Um campo aberto ao céu na Vinha Brava. Um terreno quase baldio, não fosse pertencer aos Serviços Agrários. Um local que madruga todos os domingos; que assiste, com o nascer do sol como cúmplice, à chegada das primeiras carrinhas com atrelados carregados de animais, de fruta, de legumes, de plantio e de árvores de fruto. Vêm de longe e de perto. Religiosamente todos os domingos. Um ritual apenas interrompido um único domingo por ano: o do Bodo. Um espaço onde as gentes se tratam pelos nomes ou por Ti Manel e Ti Maria, no caso dos forasteiros, clientes de circunstância. Um meeting point para os habitués, onde, de pé junto às cestas e aos carros se discute podas, sulfatos, luas e onde se ouvem clichés sobre política regional e nacional, que nada acrescentam nem resolvem, mas que se soltam ali, da boca de quem trabalha a terra ou trata do gado, em pequenas frases terapêuticas. Corações simples mas grandes. Mãos ásperas, habituadas a esgravatar na terra, à procura de sustento, enchem-nos os sacos, ausentes de publicidade, simples, num tom único, como se o seu conteúdo dispensasse técnicas de marketing.

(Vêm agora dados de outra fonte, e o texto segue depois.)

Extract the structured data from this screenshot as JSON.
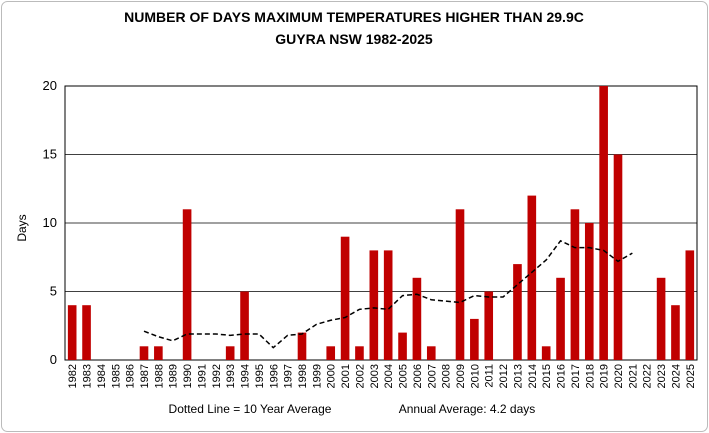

Um lugar onde um dos poucos latoeiros da ilha e um ferreiro mostram a sua arte.  O primeiro vende todo o tipo de formas de bolos e bolinhos, de latão e alumínio, candeias, bilhas de leite em miniatura para colecionadores e crianças que depois da compra se as passeiam  contentes pela feira. O segundo, homem da bigorna, exibe o produto do seu trabalho de ferreiro e forjador. Dois homens com quem se gosta de conversar e com quem se aprende.

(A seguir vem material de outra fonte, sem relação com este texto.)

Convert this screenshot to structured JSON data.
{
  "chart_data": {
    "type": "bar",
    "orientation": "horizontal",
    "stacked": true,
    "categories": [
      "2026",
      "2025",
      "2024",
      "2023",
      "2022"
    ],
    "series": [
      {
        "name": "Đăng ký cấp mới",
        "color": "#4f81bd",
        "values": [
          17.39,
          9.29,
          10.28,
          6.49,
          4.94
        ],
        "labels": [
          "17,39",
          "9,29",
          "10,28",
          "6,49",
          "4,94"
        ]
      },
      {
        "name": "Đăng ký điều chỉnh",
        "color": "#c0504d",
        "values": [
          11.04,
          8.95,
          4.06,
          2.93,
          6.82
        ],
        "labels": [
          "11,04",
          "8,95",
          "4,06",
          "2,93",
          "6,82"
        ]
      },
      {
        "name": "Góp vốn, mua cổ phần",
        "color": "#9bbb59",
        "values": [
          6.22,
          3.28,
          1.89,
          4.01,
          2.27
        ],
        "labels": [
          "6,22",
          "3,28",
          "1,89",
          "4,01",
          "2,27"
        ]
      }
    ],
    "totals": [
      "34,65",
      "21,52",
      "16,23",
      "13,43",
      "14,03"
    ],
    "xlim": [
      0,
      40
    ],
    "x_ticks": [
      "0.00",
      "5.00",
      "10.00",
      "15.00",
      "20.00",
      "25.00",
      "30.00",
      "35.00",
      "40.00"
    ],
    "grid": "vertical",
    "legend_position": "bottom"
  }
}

Um cantinho para as doceiras que vendem encantos de açúcar: barquinhas de côco, queijadas de feijão e de amendoim Donas Amélias, donetes, suspiros de limão e doces tradicionais nas épocas festivas.

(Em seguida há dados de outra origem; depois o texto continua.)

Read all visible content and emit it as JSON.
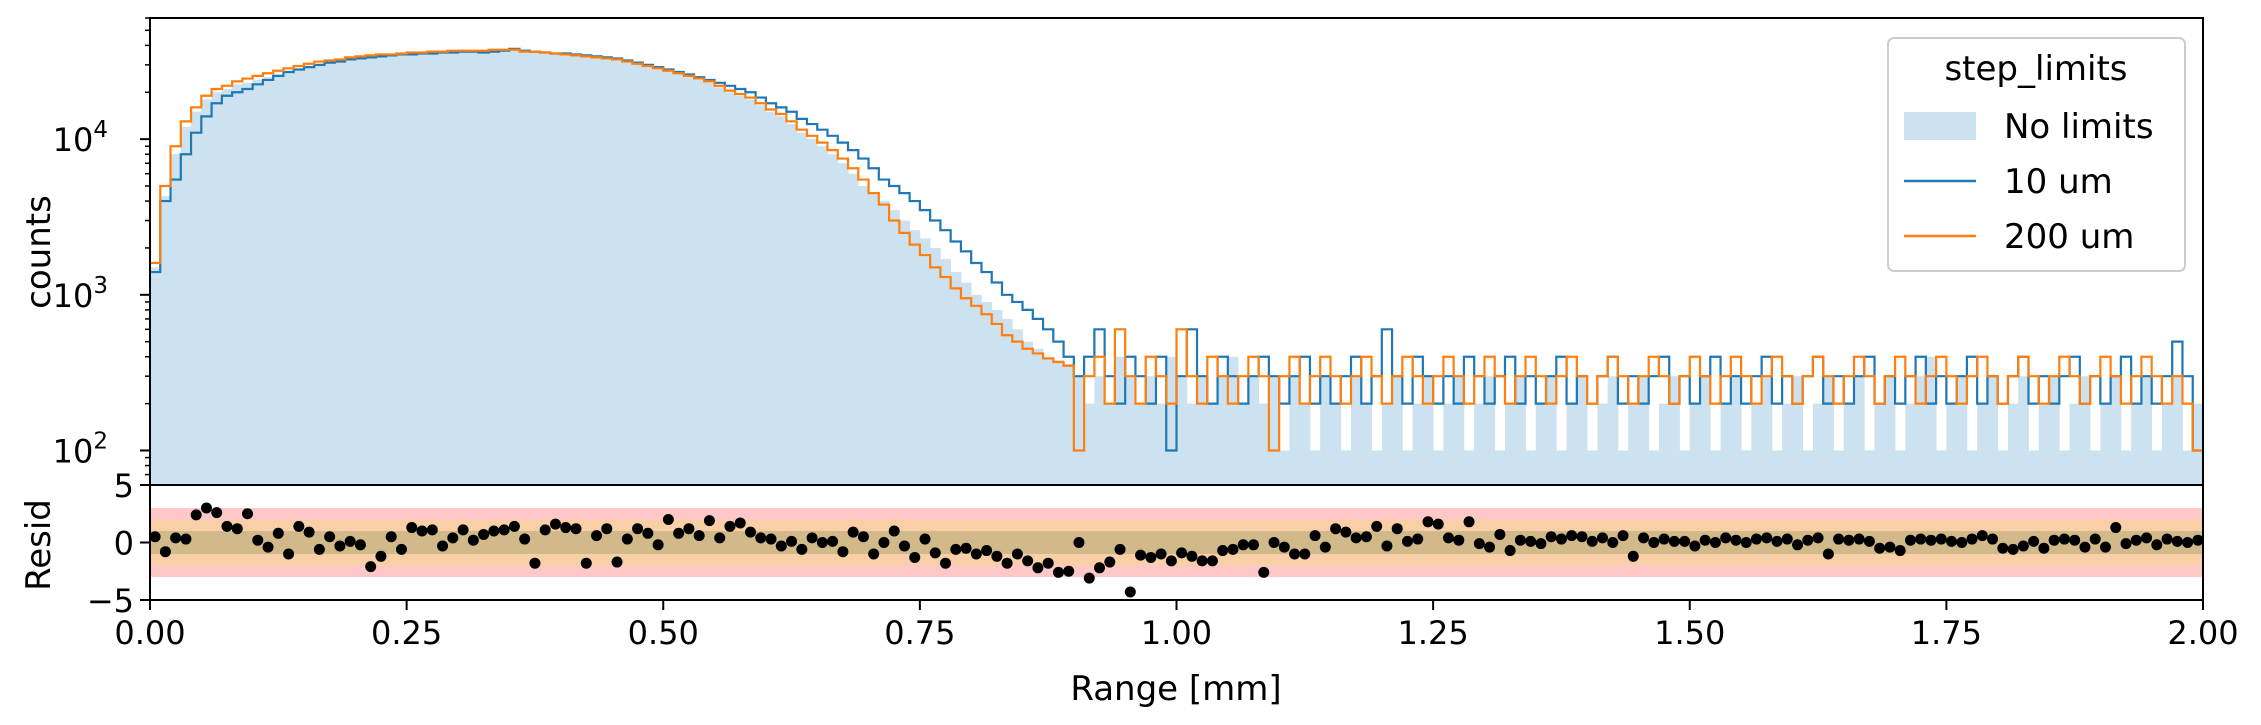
{
  "chart_data": [
    {
      "type": "histogram",
      "panel": "main",
      "xlim": [
        0.0,
        2.0
      ],
      "ylim": [
        60,
        60000
      ],
      "yscale": "log",
      "ylabel": "counts",
      "yticks": [
        {
          "value": 100,
          "base": "10",
          "exp": "2"
        },
        {
          "value": 1000,
          "base": "10",
          "exp": "3"
        },
        {
          "value": 10000,
          "base": "10",
          "exp": "4"
        }
      ],
      "bin_width": 0.01,
      "legend": {
        "title": "step_limits",
        "placement": "top-right"
      },
      "series": [
        {
          "name": "No limits",
          "style": "filled",
          "color": "#cce2f0",
          "values": [
            1500,
            4300,
            8000,
            12000,
            15000,
            18000,
            20000,
            21000,
            22500,
            23000,
            24000,
            25000,
            26000,
            27000,
            28000,
            29000,
            30000,
            31000,
            31500,
            32000,
            33000,
            33500,
            34000,
            34000,
            34500,
            35000,
            35000,
            35500,
            35500,
            36000,
            36000,
            36000,
            36000,
            36500,
            36500,
            37000,
            36000,
            36000,
            35500,
            35000,
            35000,
            34500,
            34000,
            33500,
            33000,
            32000,
            31000,
            30000,
            29000,
            28000,
            27000,
            26000,
            25000,
            24000,
            23000,
            21500,
            20000,
            19000,
            18000,
            16500,
            15000,
            14000,
            12500,
            11000,
            10000,
            9000,
            8000,
            7000,
            6000,
            5000,
            4500,
            4000,
            3500,
            3000,
            2600,
            2300,
            2000,
            1700,
            1400,
            1200,
            1000,
            900,
            800,
            700,
            600,
            500,
            450,
            400,
            380,
            360,
            300,
            200,
            300,
            200,
            400,
            300,
            200,
            300,
            200,
            400,
            300,
            200,
            300,
            200,
            300,
            400,
            200,
            300,
            200,
            300,
            100,
            300,
            200,
            100,
            300,
            200,
            100,
            300,
            200,
            100,
            200,
            300,
            100,
            200,
            300,
            100,
            200,
            300,
            100,
            200,
            300,
            100,
            200,
            300,
            100,
            200,
            300,
            100,
            200,
            300,
            100,
            200,
            300,
            100,
            200,
            300,
            100,
            200,
            300,
            100,
            200,
            300,
            100,
            200,
            300,
            100,
            200,
            300,
            100,
            200,
            300,
            100,
            200,
            300,
            100,
            200,
            300,
            100,
            200,
            300,
            100,
            200,
            300,
            400,
            100,
            200,
            300,
            100,
            200,
            300,
            100,
            200,
            300,
            100,
            200,
            300,
            100,
            200,
            300,
            100,
            200,
            300,
            100,
            200,
            300,
            100,
            200,
            300,
            100,
            200
          ]
        },
        {
          "name": "10 um",
          "style": "step",
          "color": "#1f77b4",
          "values": [
            1400,
            4000,
            5500,
            8000,
            11000,
            14000,
            17000,
            19000,
            20000,
            21000,
            22500,
            24000,
            25500,
            27000,
            28000,
            29000,
            30000,
            31000,
            31500,
            32500,
            33000,
            33500,
            34000,
            34500,
            35000,
            35000,
            35500,
            35500,
            36000,
            36000,
            36500,
            36500,
            36000,
            36500,
            37000,
            38000,
            37000,
            36500,
            36000,
            35500,
            35500,
            35000,
            34500,
            34000,
            33500,
            33000,
            32000,
            31000,
            30000,
            29000,
            28000,
            27000,
            26000,
            25000,
            24000,
            23000,
            22000,
            21000,
            20000,
            18500,
            17000,
            16000,
            15000,
            13500,
            12500,
            11500,
            10500,
            9500,
            8500,
            7500,
            6500,
            5500,
            5000,
            4500,
            4000,
            3500,
            3000,
            2600,
            2200,
            1900,
            1600,
            1400,
            1200,
            1000,
            900,
            800,
            700,
            600,
            500,
            400,
            300,
            400,
            600,
            300,
            200,
            400,
            300,
            200,
            400,
            100,
            300,
            600,
            300,
            200,
            400,
            300,
            200,
            300,
            400,
            300,
            200,
            300,
            400,
            200,
            300,
            200,
            300,
            400,
            200,
            300,
            600,
            300,
            200,
            400,
            300,
            200,
            300,
            200,
            400,
            300,
            200,
            300,
            400,
            200,
            300,
            200,
            300,
            400,
            200,
            300,
            200,
            300,
            400,
            200,
            300,
            200,
            300,
            400,
            200,
            300,
            200,
            300,
            400,
            200,
            300,
            200,
            300,
            400,
            200,
            300,
            200,
            300,
            400,
            200,
            300,
            200,
            300,
            400,
            200,
            300,
            200,
            300,
            400,
            200,
            300,
            200,
            300,
            400,
            200,
            300,
            200,
            300,
            400,
            200,
            300,
            200,
            300,
            400,
            200,
            300,
            200,
            300,
            400,
            200,
            300,
            200,
            300,
            500,
            300,
            100
          ]
        },
        {
          "name": "200 um",
          "style": "step",
          "color": "#ff7f0e",
          "values": [
            1600,
            5000,
            9000,
            13000,
            16000,
            19000,
            21000,
            22000,
            23500,
            24500,
            25500,
            26500,
            27500,
            28500,
            29500,
            30500,
            31500,
            32000,
            32500,
            33500,
            34000,
            34500,
            35000,
            35000,
            35500,
            36000,
            36000,
            36500,
            36500,
            37000,
            37000,
            37000,
            37000,
            37500,
            37500,
            37500,
            36500,
            36500,
            36000,
            35500,
            35000,
            34500,
            34000,
            33500,
            33000,
            32500,
            31500,
            30500,
            29500,
            28500,
            27500,
            26500,
            25500,
            24500,
            23500,
            22000,
            20500,
            19500,
            18500,
            17000,
            15500,
            14500,
            13000,
            11500,
            10500,
            9500,
            8500,
            7500,
            6500,
            5500,
            4500,
            3800,
            3000,
            2500,
            2100,
            1800,
            1500,
            1300,
            1100,
            950,
            850,
            750,
            650,
            550,
            500,
            450,
            420,
            390,
            370,
            350,
            100,
            300,
            400,
            200,
            600,
            300,
            200,
            400,
            300,
            200,
            600,
            300,
            200,
            400,
            300,
            200,
            300,
            400,
            300,
            100,
            300,
            400,
            200,
            300,
            400,
            300,
            200,
            300,
            400,
            300,
            200,
            300,
            400,
            300,
            200,
            300,
            400,
            300,
            200,
            300,
            400,
            300,
            200,
            300,
            400,
            300,
            200,
            300,
            400,
            300,
            200,
            300,
            400,
            300,
            200,
            300,
            400,
            300,
            200,
            300,
            400,
            300,
            200,
            300,
            400,
            300,
            200,
            300,
            400,
            300,
            200,
            300,
            400,
            300,
            200,
            300,
            400,
            300,
            200,
            300,
            400,
            300,
            200,
            300,
            400,
            300,
            200,
            300,
            400,
            300,
            200,
            300,
            400,
            300,
            200,
            300,
            400,
            300,
            200,
            300,
            400,
            300,
            200,
            300,
            400,
            300,
            200,
            300,
            200,
            100
          ]
        }
      ]
    },
    {
      "type": "scatter",
      "panel": "residual",
      "xlim": [
        0.0,
        2.0
      ],
      "ylim": [
        -5,
        5
      ],
      "xlabel": "Range [mm]",
      "ylabel": "Resid",
      "xticks": [
        "0.00",
        "0.25",
        "0.50",
        "0.75",
        "1.00",
        "1.25",
        "1.50",
        "1.75",
        "2.00"
      ],
      "yticks": [
        {
          "value": -5,
          "label": "−5"
        },
        {
          "value": 0,
          "label": "0"
        },
        {
          "value": 5,
          "label": "5"
        }
      ],
      "bands": [
        {
          "range": [
            -3,
            3
          ],
          "color": "#ffc8c8"
        },
        {
          "range": [
            -2,
            2
          ],
          "color": "#f8cfa6"
        },
        {
          "range": [
            -1,
            1
          ],
          "color": "#d1b98a"
        }
      ],
      "marker_color": "#000000",
      "x_start": 0.005,
      "x_step": 0.01,
      "values": [
        0.5,
        -0.8,
        0.4,
        0.3,
        2.4,
        3.0,
        2.6,
        1.4,
        1.2,
        2.5,
        0.2,
        -0.4,
        0.8,
        -1.0,
        1.4,
        0.9,
        -0.6,
        0.5,
        -0.3,
        0.1,
        -0.2,
        -2.1,
        -1.2,
        0.5,
        -0.6,
        1.3,
        1.0,
        1.1,
        -0.3,
        0.4,
        1.1,
        0.2,
        0.7,
        1.0,
        1.1,
        1.4,
        0.3,
        -1.8,
        1.1,
        1.6,
        1.3,
        1.2,
        -1.8,
        0.6,
        1.2,
        -1.7,
        0.3,
        1.2,
        0.8,
        -0.2,
        2.0,
        0.8,
        1.2,
        0.6,
        1.9,
        0.4,
        1.4,
        1.7,
        0.9,
        0.4,
        0.3,
        -0.3,
        0.1,
        -0.6,
        0.4,
        0.0,
        0.1,
        -0.8,
        0.9,
        0.5,
        -1.0,
        0.0,
        1.0,
        -0.3,
        -1.3,
        0.3,
        -0.9,
        -1.8,
        -0.6,
        -0.5,
        -1.0,
        -0.7,
        -1.2,
        -1.8,
        -1.0,
        -1.6,
        -2.2,
        -1.8,
        -2.6,
        -2.5,
        0.0,
        -3.1,
        -2.2,
        -1.7,
        -0.6,
        -4.3,
        -1.1,
        -1.3,
        -1.0,
        -1.6,
        -0.9,
        -1.2,
        -1.6,
        -1.6,
        -0.7,
        -0.6,
        -0.2,
        -0.2,
        -2.6,
        0.0,
        -0.4,
        -1.0,
        -1.0,
        0.6,
        -0.4,
        1.2,
        0.9,
        0.4,
        0.5,
        1.4,
        -0.3,
        1.2,
        0.1,
        0.3,
        1.8,
        1.6,
        0.4,
        0.2,
        1.8,
        -0.1,
        -0.4,
        0.7,
        -0.7,
        0.2,
        0.1,
        -0.1,
        0.5,
        0.3,
        0.6,
        0.5,
        0.1,
        0.4,
        0.0,
        0.6,
        -1.2,
        0.4,
        0.0,
        0.3,
        0.1,
        0.1,
        -0.3,
        0.2,
        0.0,
        0.4,
        0.2,
        0.0,
        0.3,
        0.4,
        0.1,
        0.3,
        -0.2,
        0.2,
        0.4,
        -1.0,
        0.3,
        0.2,
        0.3,
        0.1,
        -0.5,
        -0.4,
        -0.7,
        0.2,
        0.3,
        0.2,
        0.3,
        0.1,
        0.0,
        0.3,
        0.6,
        0.3,
        -0.5,
        -0.6,
        -0.3,
        0.1,
        -0.5,
        0.2,
        0.3,
        0.2,
        -0.4,
        0.3,
        -0.4,
        1.3,
        -0.1,
        0.2,
        0.4,
        -0.2,
        0.3,
        0.1,
        0.0,
        0.2
      ]
    }
  ]
}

Um espaço mágico para as crianças da cidade que, na falta de contato com animais do campo veem aqui uma oportunidade de interagirem com estes, desde os maiores: cavalos, burros, vacas, porcos, aos mais pequenos: cabras, coelhos, porquinhos-da-Índia, hamsters, galinhas, galos e pintainhos, patos, patas e patinhos. E é ver os pais babados, de máquina fotográfica na mão (e faço parte deste grupo), a registar momentos de interação dos filhos com os animais, como se de um jardim zoológico oficioso se tratasse, com a particularidade de se poder afagar o pêlo ou a pena, facto proibido em  qualquer jardim zoológico oficial.

Um local onde cada um dispõe e expõe os produtos à sua maneira e segundo a sua sabedoria, muitas vezes inversamente proporcional à escolaridade. Ali está na caixa da carrinha ou em cestos o que se tem, o que se ajuda a crescer nos quintais, hortas, terrenos e pastos e o que se confeciona nas cozinhas.

Este ajuntamento dominical não é porém cartaz turístico sinalizado. Contudo, naquele terreno reside a alma de muita gente, a génese da ilha e uma fração da açorianidade.

De lá trouxemos hoje, e mais uma vez, muitos conselhos, de experiência feitos, para a nossa horta e para as nossas árvores de fruto e estes figos e maracujás que nos proporcionaram uma sobremesa de domingo deveras genuína.